Perluasan jangkauan aset tertokenisasi
Saat ini, jenis aset yang dijalankan di XRPL tidak lagi terbatas pada token kripto asli. Artikel tersebut menyebutkan bahwa produk on-chain telah mencakup berbagai kategori seperti obligasi pemerintah AS, dana pasar uang, wesel dagang, dan kredit terstruktur. Aset-aset ini terhubung langsung ke pasar keuangan tradisional dan memiliki atribut penghasilan.
Artikel tersebut berpendapat bahwa setelah aset semacam ini dilacak di blockchain, tidak hanya terjadi pendaftaran digital, tetapi juga dapat digunakan lebih lanjut untuk jaminan, transfer lintas batas, penyelesaian otomatis, dan alokasi likuiditas. Bagi institusi, ini berarti ada potensi peningkatan dalam kecepatan penyelesaian, efisiensi putaran dana, dan kemampuan kolaborasi lintas pasar.
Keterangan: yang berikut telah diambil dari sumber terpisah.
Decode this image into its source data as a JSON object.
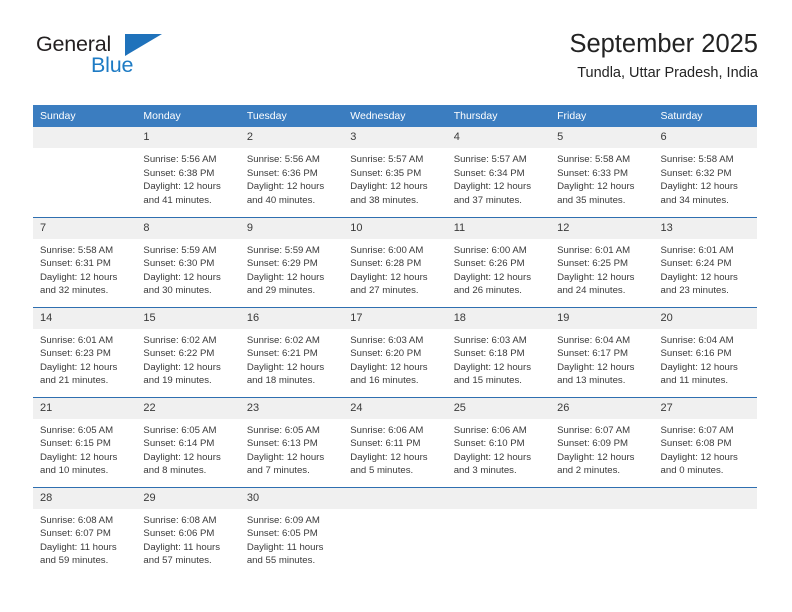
{
  "logo": {
    "primary_text": "General",
    "secondary_text": "Blue",
    "triangle_color": "#1f72bb",
    "secondary_color": "#1e7bc4"
  },
  "header": {
    "title": "September 2025",
    "subtitle": "Tundla, Uttar Pradesh, India"
  },
  "theme": {
    "header_row_bg": "#3b7dc0",
    "header_row_text": "#ffffff",
    "daynum_bg": "#f0f0f0",
    "row_divider": "#2f6fb0",
    "body_text": "#3a3a3a"
  },
  "weekday_headers": [
    "Sunday",
    "Monday",
    "Tuesday",
    "Wednesday",
    "Thursday",
    "Friday",
    "Saturday"
  ],
  "weeks": [
    [
      {
        "day": "",
        "sunrise": "",
        "sunset": "",
        "daylight_line1": "",
        "daylight_line2": ""
      },
      {
        "day": "1",
        "sunrise": "Sunrise: 5:56 AM",
        "sunset": "Sunset: 6:38 PM",
        "daylight_line1": "Daylight: 12 hours",
        "daylight_line2": "and 41 minutes."
      },
      {
        "day": "2",
        "sunrise": "Sunrise: 5:56 AM",
        "sunset": "Sunset: 6:36 PM",
        "daylight_line1": "Daylight: 12 hours",
        "daylight_line2": "and 40 minutes."
      },
      {
        "day": "3",
        "sunrise": "Sunrise: 5:57 AM",
        "sunset": "Sunset: 6:35 PM",
        "daylight_line1": "Daylight: 12 hours",
        "daylight_line2": "and 38 minutes."
      },
      {
        "day": "4",
        "sunrise": "Sunrise: 5:57 AM",
        "sunset": "Sunset: 6:34 PM",
        "daylight_line1": "Daylight: 12 hours",
        "daylight_line2": "and 37 minutes."
      },
      {
        "day": "5",
        "sunrise": "Sunrise: 5:58 AM",
        "sunset": "Sunset: 6:33 PM",
        "daylight_line1": "Daylight: 12 hours",
        "daylight_line2": "and 35 minutes."
      },
      {
        "day": "6",
        "sunrise": "Sunrise: 5:58 AM",
        "sunset": "Sunset: 6:32 PM",
        "daylight_line1": "Daylight: 12 hours",
        "daylight_line2": "and 34 minutes."
      }
    ],
    [
      {
        "day": "7",
        "sunrise": "Sunrise: 5:58 AM",
        "sunset": "Sunset: 6:31 PM",
        "daylight_line1": "Daylight: 12 hours",
        "daylight_line2": "and 32 minutes."
      },
      {
        "day": "8",
        "sunrise": "Sunrise: 5:59 AM",
        "sunset": "Sunset: 6:30 PM",
        "daylight_line1": "Daylight: 12 hours",
        "daylight_line2": "and 30 minutes."
      },
      {
        "day": "9",
        "sunrise": "Sunrise: 5:59 AM",
        "sunset": "Sunset: 6:29 PM",
        "daylight_line1": "Daylight: 12 hours",
        "daylight_line2": "and 29 minutes."
      },
      {
        "day": "10",
        "sunrise": "Sunrise: 6:00 AM",
        "sunset": "Sunset: 6:28 PM",
        "daylight_line1": "Daylight: 12 hours",
        "daylight_line2": "and 27 minutes."
      },
      {
        "day": "11",
        "sunrise": "Sunrise: 6:00 AM",
        "sunset": "Sunset: 6:26 PM",
        "daylight_line1": "Daylight: 12 hours",
        "daylight_line2": "and 26 minutes."
      },
      {
        "day": "12",
        "sunrise": "Sunrise: 6:01 AM",
        "sunset": "Sunset: 6:25 PM",
        "daylight_line1": "Daylight: 12 hours",
        "daylight_line2": "and 24 minutes."
      },
      {
        "day": "13",
        "sunrise": "Sunrise: 6:01 AM",
        "sunset": "Sunset: 6:24 PM",
        "daylight_line1": "Daylight: 12 hours",
        "daylight_line2": "and 23 minutes."
      }
    ],
    [
      {
        "day": "14",
        "sunrise": "Sunrise: 6:01 AM",
        "sunset": "Sunset: 6:23 PM",
        "daylight_line1": "Daylight: 12 hours",
        "daylight_line2": "and 21 minutes."
      },
      {
        "day": "15",
        "sunrise": "Sunrise: 6:02 AM",
        "sunset": "Sunset: 6:22 PM",
        "daylight_line1": "Daylight: 12 hours",
        "daylight_line2": "and 19 minutes."
      },
      {
        "day": "16",
        "sunrise": "Sunrise: 6:02 AM",
        "sunset": "Sunset: 6:21 PM",
        "daylight_line1": "Daylight: 12 hours",
        "daylight_line2": "and 18 minutes."
      },
      {
        "day": "17",
        "sunrise": "Sunrise: 6:03 AM",
        "sunset": "Sunset: 6:20 PM",
        "daylight_line1": "Daylight: 12 hours",
        "daylight_line2": "and 16 minutes."
      },
      {
        "day": "18",
        "sunrise": "Sunrise: 6:03 AM",
        "sunset": "Sunset: 6:18 PM",
        "daylight_line1": "Daylight: 12 hours",
        "daylight_line2": "and 15 minutes."
      },
      {
        "day": "19",
        "sunrise": "Sunrise: 6:04 AM",
        "sunset": "Sunset: 6:17 PM",
        "daylight_line1": "Daylight: 12 hours",
        "daylight_line2": "and 13 minutes."
      },
      {
        "day": "20",
        "sunrise": "Sunrise: 6:04 AM",
        "sunset": "Sunset: 6:16 PM",
        "daylight_line1": "Daylight: 12 hours",
        "daylight_line2": "and 11 minutes."
      }
    ],
    [
      {
        "day": "21",
        "sunrise": "Sunrise: 6:05 AM",
        "sunset": "Sunset: 6:15 PM",
        "daylight_line1": "Daylight: 12 hours",
        "daylight_line2": "and 10 minutes."
      },
      {
        "day": "22",
        "sunrise": "Sunrise: 6:05 AM",
        "sunset": "Sunset: 6:14 PM",
        "daylight_line1": "Daylight: 12 hours",
        "daylight_line2": "and 8 minutes."
      },
      {
        "day": "23",
        "sunrise": "Sunrise: 6:05 AM",
        "sunset": "Sunset: 6:13 PM",
        "daylight_line1": "Daylight: 12 hours",
        "daylight_line2": "and 7 minutes."
      },
      {
        "day": "24",
        "sunrise": "Sunrise: 6:06 AM",
        "sunset": "Sunset: 6:11 PM",
        "daylight_line1": "Daylight: 12 hours",
        "daylight_line2": "and 5 minutes."
      },
      {
        "day": "25",
        "sunrise": "Sunrise: 6:06 AM",
        "sunset": "Sunset: 6:10 PM",
        "daylight_line1": "Daylight: 12 hours",
        "daylight_line2": "and 3 minutes."
      },
      {
        "day": "26",
        "sunrise": "Sunrise: 6:07 AM",
        "sunset": "Sunset: 6:09 PM",
        "daylight_line1": "Daylight: 12 hours",
        "daylight_line2": "and 2 minutes."
      },
      {
        "day": "27",
        "sunrise": "Sunrise: 6:07 AM",
        "sunset": "Sunset: 6:08 PM",
        "daylight_line1": "Daylight: 12 hours",
        "daylight_line2": "and 0 minutes."
      }
    ],
    [
      {
        "day": "28",
        "sunrise": "Sunrise: 6:08 AM",
        "sunset": "Sunset: 6:07 PM",
        "daylight_line1": "Daylight: 11 hours",
        "daylight_line2": "and 59 minutes."
      },
      {
        "day": "29",
        "sunrise": "Sunrise: 6:08 AM",
        "sunset": "Sunset: 6:06 PM",
        "daylight_line1": "Daylight: 11 hours",
        "daylight_line2": "and 57 minutes."
      },
      {
        "day": "30",
        "sunrise": "Sunrise: 6:09 AM",
        "sunset": "Sunset: 6:05 PM",
        "daylight_line1": "Daylight: 11 hours",
        "daylight_line2": "and 55 minutes."
      },
      {
        "day": "",
        "sunrise": "",
        "sunset": "",
        "daylight_line1": "",
        "daylight_line2": ""
      },
      {
        "day": "",
        "sunrise": "",
        "sunset": "",
        "daylight_line1": "",
        "daylight_line2": ""
      },
      {
        "day": "",
        "sunrise": "",
        "sunset": "",
        "daylight_line1": "",
        "daylight_line2": ""
      },
      {
        "day": "",
        "sunrise": "",
        "sunset": "",
        "daylight_line1": "",
        "daylight_line2": ""
      }
    ]
  ]
}
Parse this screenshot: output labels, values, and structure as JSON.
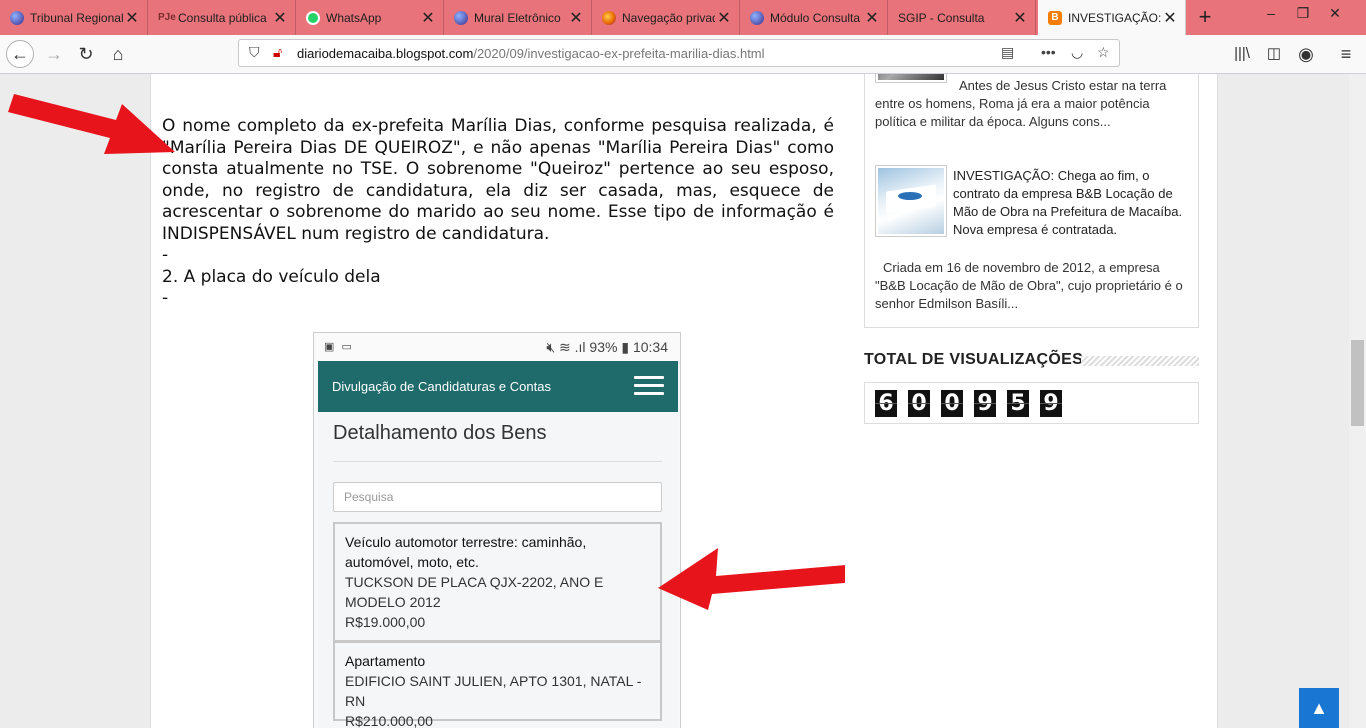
{
  "browser": {
    "tabs": [
      {
        "label": "Tribunal Regional Eleitoral",
        "icon": "globe-icon",
        "color": "#5b4fb3"
      },
      {
        "label": "Consulta pública",
        "icon": "pje-icon",
        "color": "#7a2e2e"
      },
      {
        "label": "WhatsApp",
        "icon": "whatsapp-icon",
        "color": "#25d366"
      },
      {
        "label": "Mural Eletrônico",
        "icon": "globe-icon",
        "color": "#5b4fb3"
      },
      {
        "label": "Navegação privada",
        "icon": "firefox-icon",
        "color": "#e66000"
      },
      {
        "label": "Módulo Consulta",
        "icon": "globe-icon",
        "color": "#5b4fb3"
      },
      {
        "label": "SGIP - Consulta",
        "icon": "",
        "color": ""
      },
      {
        "label": "INVESTIGAÇÃO: Chega ao fim",
        "icon": "blogger-icon",
        "color": "#f57d00"
      }
    ],
    "new_tab": "+",
    "window_buttons": {
      "minimize": "–",
      "restore": "❐",
      "close": "✕"
    },
    "url_host": "diariodemacaiba.blogspot.com",
    "url_path": "/2020/09/investigacao-ex-prefeita-marilia-dias.html"
  },
  "article": {
    "paragraph": "O nome completo da ex-prefeita Marília Dias, conforme pesquisa realizada, é \"Marília Pereira Dias DE QUEIROZ\", e não apenas \"Marília Pereira Dias\" como consta atualmente no TSE. O sobrenome \"Queiroz\" pertence ao seu esposo, onde, no registro de candidatura, ela diz ser casada, mas, esquece de acrescentar o sobrenome do marido ao seu nome. Esse tipo de informação é INDISPENSÁVEL num registro de candidatura.",
    "dash": "-",
    "item2": "2. A placa do veículo dela"
  },
  "phone": {
    "status_time": "10:34",
    "status_battery": "93%",
    "app_title": "Divulgação de Candidaturas e Contas",
    "section_title": "Detalhamento dos Bens",
    "search_placeholder": "Pesquisa",
    "assets": [
      {
        "title": "Veículo automotor terrestre: caminhão, automóvel, moto, etc.",
        "description": "TUCKSON DE PLACA QJX-2202, ANO E MODELO 2012",
        "value": "R$19.000,00"
      },
      {
        "title": "Apartamento",
        "description": "EDIFICIO SAINT JULIEN, APTO 1301, NATAL - RN",
        "value": "R$210.000,00"
      }
    ]
  },
  "sidebar": {
    "post1_excerpt": "Antes de Jesus Cristo estar na terra entre os homens, Roma já era a maior potência política e militar da época. Alguns cons...",
    "post2_title": "INVESTIGAÇÃO: Chega ao fim, o contrato da empresa B&B Locação de Mão de Obra na Prefeitura de Macaíba. Nova empresa é contratada.",
    "post2_excerpt": "Criada em 16 de novembro de 2012, a empresa \"B&B Locação de Mão de Obra\", cujo proprietário é o senhor Edmilson Basíli...",
    "views_title": "TOTAL DE VISUALIZAÇÕES",
    "views_digits": [
      "6",
      "0",
      "0",
      "9",
      "5",
      "9"
    ]
  },
  "colors": {
    "tabbar": "#e8737a",
    "appbar": "#1f6a6a",
    "arrow": "#e8141b",
    "to_top": "#1976d2"
  }
}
XRPL menarik skenario institusional
Laporan mengaitkan ekspansi terbaru XRPL dengan beberapa fitur dasar, termasuk kecepatan penyelesaian yang lebih cepat, biaya transaksi yang lebih rendah, serta kemampuan penerbitan token asli di rantai. Infrastruktur semacam ini lebih mudah diterapkan pada skenario seperti pembayaran, valuta asing, pinjaman, dan pasar kredit bagi lembaga yang perlu menangani transfer skala besar dan penerbitan aset.
Artikel tersebut juga menyebutkan bahwa Ripple berpartisipasi dalam kegiatan seperti SwissHacks 2026, sedang mendorong pengembang untuk membuat aplikasi seputar pembayaran, valuta asing, pinjaman, pasar kredit, dan agen keuangan berbasis AI, demi memperluas cakupan ekosistem XRPL.
RLUSD dan aktivitas on-chain meningkat
Selain ekspansi aset RWA, likuiditas stablecoin di ekosistem XRPL juga meningkat. Artikel tersebut menyatakan bahwa RLUSD baru-baru ini mencatat penerbitan terbesar sepanjang masa di XRPL, yang mencerminkan peningkatan permintaan pasar terhadap alat penyelesaian stabil di rantai.
Sementara itu, penggunaan jaringan XRPL meningkat ke level tertinggi dalam dua bulan. Laporan mengaitkan perubahan ini dengan kemajuan serangkaian proyek tokenisasi baru, termasuk aset yang didukung energi dan proyek aset nyata muncul lainnya.
Secara keseluruhan, artikel ulasan ini menyimpulkan bahwa seiring dengan terus berlanjutnya tokenisasi aset keuangan tradisional, XRPL berusaha memperluas dirinya dari jaringan pembayaran menjadi infrastruktur keuangan berbasis rantai yang mendukung aliran dana institusional.